Kaum lelaki pula yang memotong daging babi menjadi dua bagian untuk dipanggang di atas batu. Sedangkan yang mencuci daging adalah perempuan, berikut membersihkan sayuran dan ubi, serta menyiapkan bumbu. "Pakai bumbu dapur biasa. Seperti merica, bawang merah putih, kunyit yang semuanya diblender.
Setelah bebatuan itu memerah, kemudian ditimbun dengan bebatuan lagi agar bahan makanan tidak gosong. Cara lain untuk mengurangi panas adalah dengan menyiram batu dengan sedikit air agar uapnya naik. Baru kemudian batu-batu itu ditutup dengan daun pisang.
Cara meletakkan daun yang bentuknya memanjang itu pun tak asal-asalan. Melainkan disusun dengan meletakkan pangkal daun di atas lubang berbatu dengan ujung daun mengarah ke luar. Hasil susunannya pun membentuk lingkaran. Barulah di atasnya ditimbun dengan ketela, daun pisang, batu, sayuran, batu lagi, baru kemudian daging di bagian paling atas yang ditimbun sayuran. Barulah bumbu yang berbentuk cair itu diguyurkan di atas sayuran. "Butuh waktu sekitar 30 menit agar bahan makanan itu matang.

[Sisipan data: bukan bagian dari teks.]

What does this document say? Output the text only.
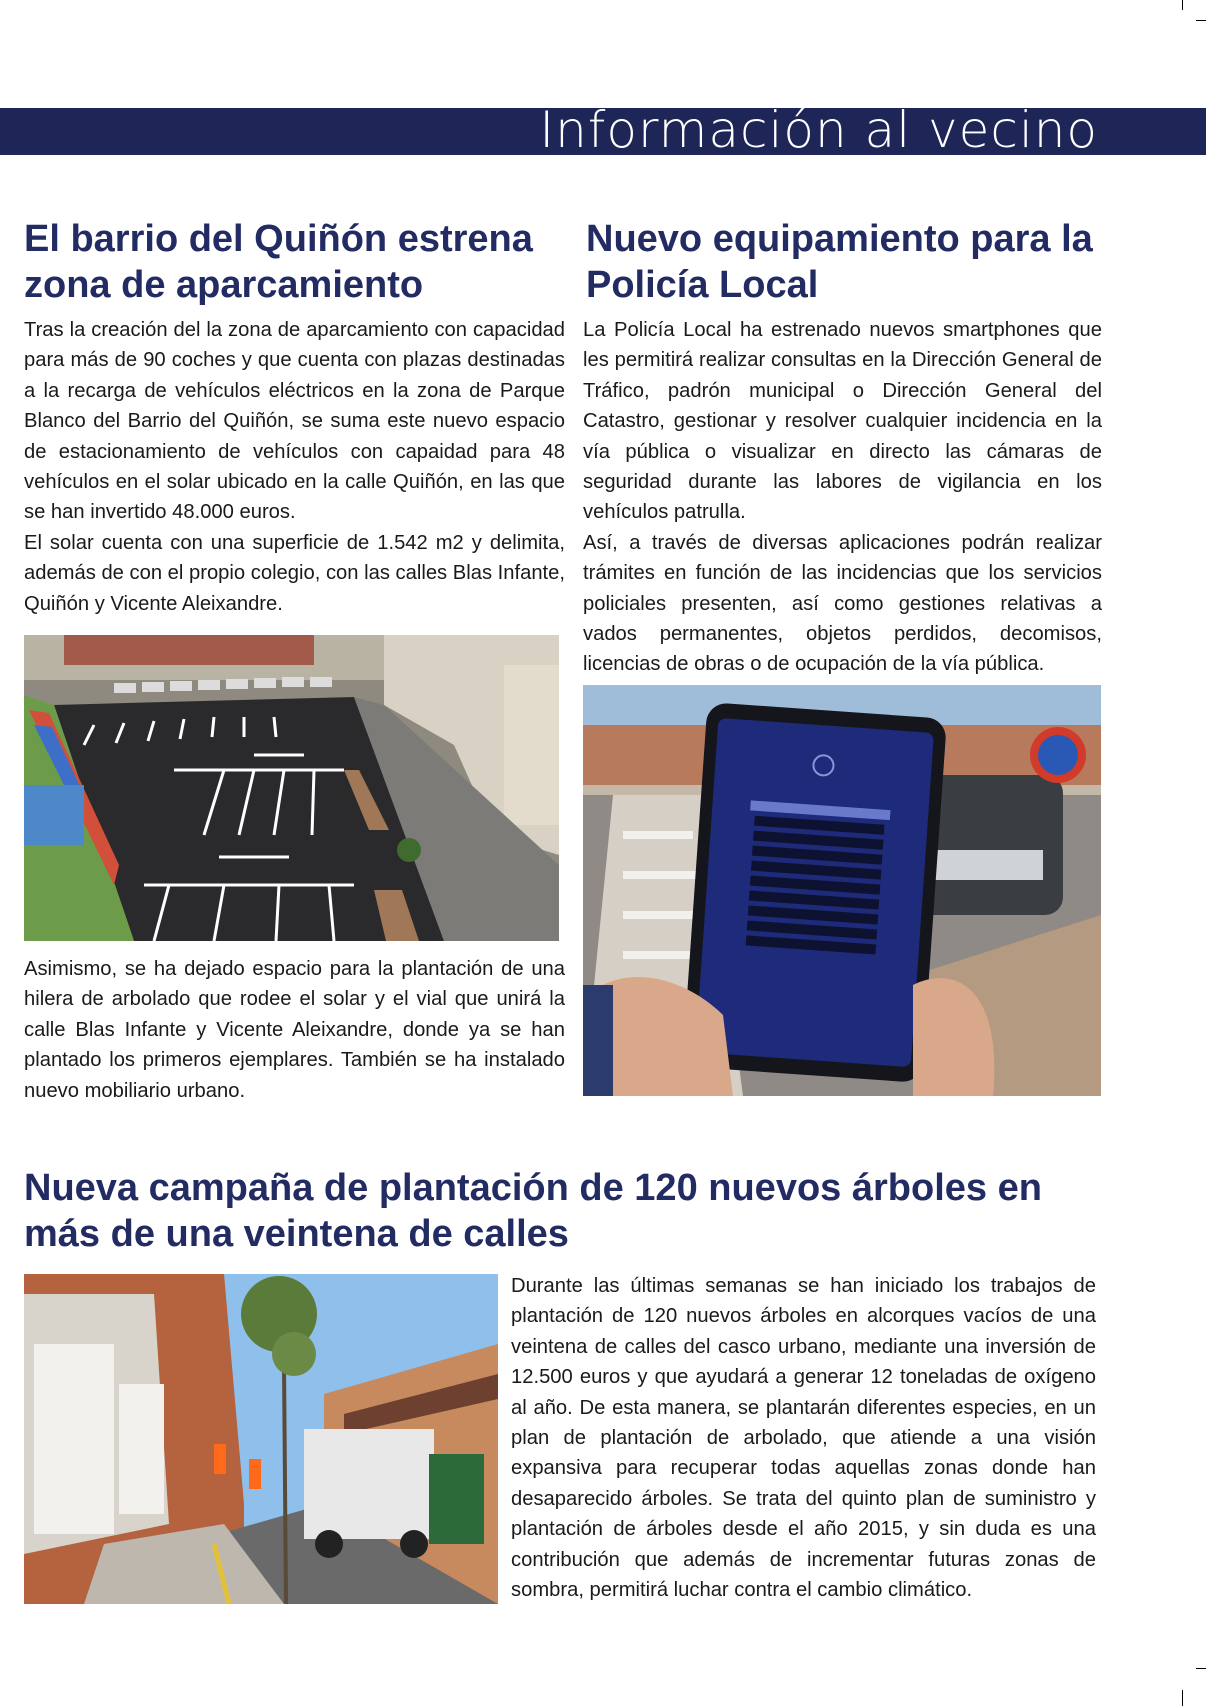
Información al vecino
El barrio del Quiñón estrena zona de aparcamiento

Tras la creación del la zona de aparcamiento con capacidad para más de 90 coches y que cuenta con plazas destinadas a la recarga de vehículos eléctricos en la zona de Parque Blanco del Barrio del Quiñón, se suma este nuevo espacio de estacionamiento de vehículos con capaidad para 48 vehículos en el solar ubicado en la calle Quiñón, en las que se han invertido 48.000 euros.

El solar cuenta con una superficie de 1.542 m2 y delimita, además de con el propio colegio, con las calles Blas Infante, Quiñón y Vicente Aleixandre.

Asimismo, se ha dejado espacio para la plantación de una hilera de arbolado que rodee el solar y el vial que unirá la calle Blas Infante y Vicente Aleixandre, donde ya se han plantado los primeros ejemplares. También se ha instalado nuevo mobiliario urbano.

Nuevo equipamiento para la Policía Local

La Policía Local ha estrenado nuevos smartphones que les permitirá realizar consultas en la Dirección General de Tráfico, padrón municipal o Dirección General del Catastro, gestionar y resolver cualquier incidencia en la vía pública o visualizar en directo las cámaras de seguridad durante las labores de vigilancia en los vehículos patrulla.

Así, a través de diversas aplicaciones podrán realizar trámites en función de las incidencias que los servicios policiales presenten, así como gestiones relativas a vados permanentes, objetos perdidos, decomisos, licencias de obras o de ocupación de la vía pública.

Nueva campaña de plantación de 120 nuevos árboles en más de una veintena de calles

Durante las últimas semanas se han iniciado los trabajos de plantación de 120 nuevos árboles en alcorques vacíos de una veintena de calles del casco urbano, mediante una inversión de 12.500 euros y que ayudará a generar 12 toneladas de oxígeno al año. De esta manera, se plantarán diferentes especies, en un plan de plantación de arbolado, que atiende a una visión expansiva para recuperar todas aquellas zonas donde han desaparecido árboles. Se trata del quinto plan de suministro y plantación de árboles desde el año 2015, y sin duda es una contribución que además de incrementar futuras zonas de sombra, permitirá luchar contra el cambio climático.
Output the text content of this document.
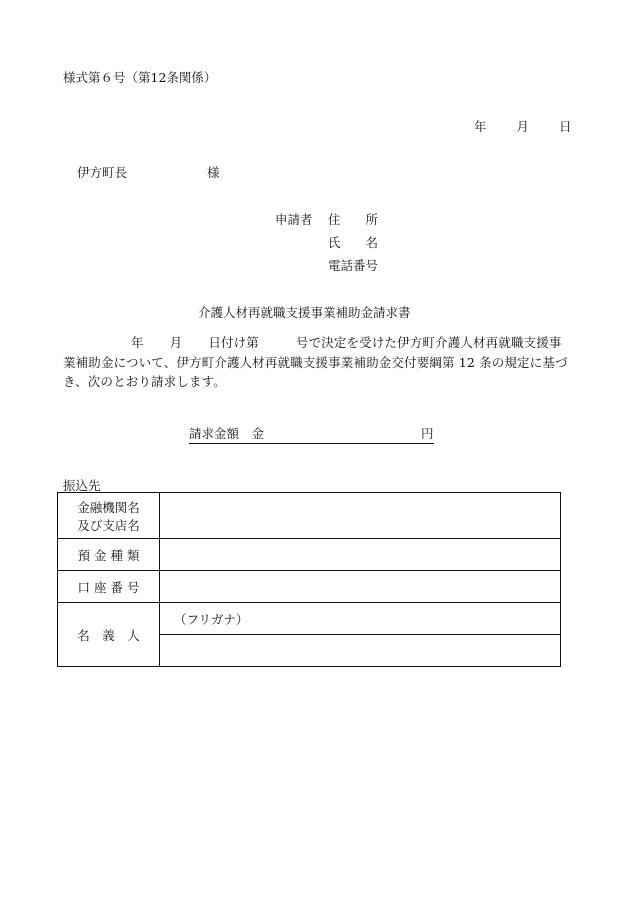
様式第６号（第12条関係）
年 月 日
伊方町長	様
申請者	住　　所
氏　　名
電話番号
介護人材再就職支援事業補助金請求書
年 月 日付け第	号で決定を受けた伊方町介護人材再就職支援事業補助金について、伊方町介護人材再就職支援事業補助金交付要綱第 12 条の規定に基づき、次のとおり請求します。
請求金額　金	円
振込先
金融機関名
及び支店名	

預 金 種 類	
口 座 番 号	
名　義　人	（フリガナ）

Dedaunan yang turut dimasak terlihat layu. Daging, ketela, singkong dan sayuran yang telah matang dibagi di atas lembar-lembar daun pisang sebagai pengganti piring. Setiap kelompok-kelompok kecil yang terdiri dari kurang lebih 10 orang meriungi lembaran-lembaran daun itu untuk bersantap bersama.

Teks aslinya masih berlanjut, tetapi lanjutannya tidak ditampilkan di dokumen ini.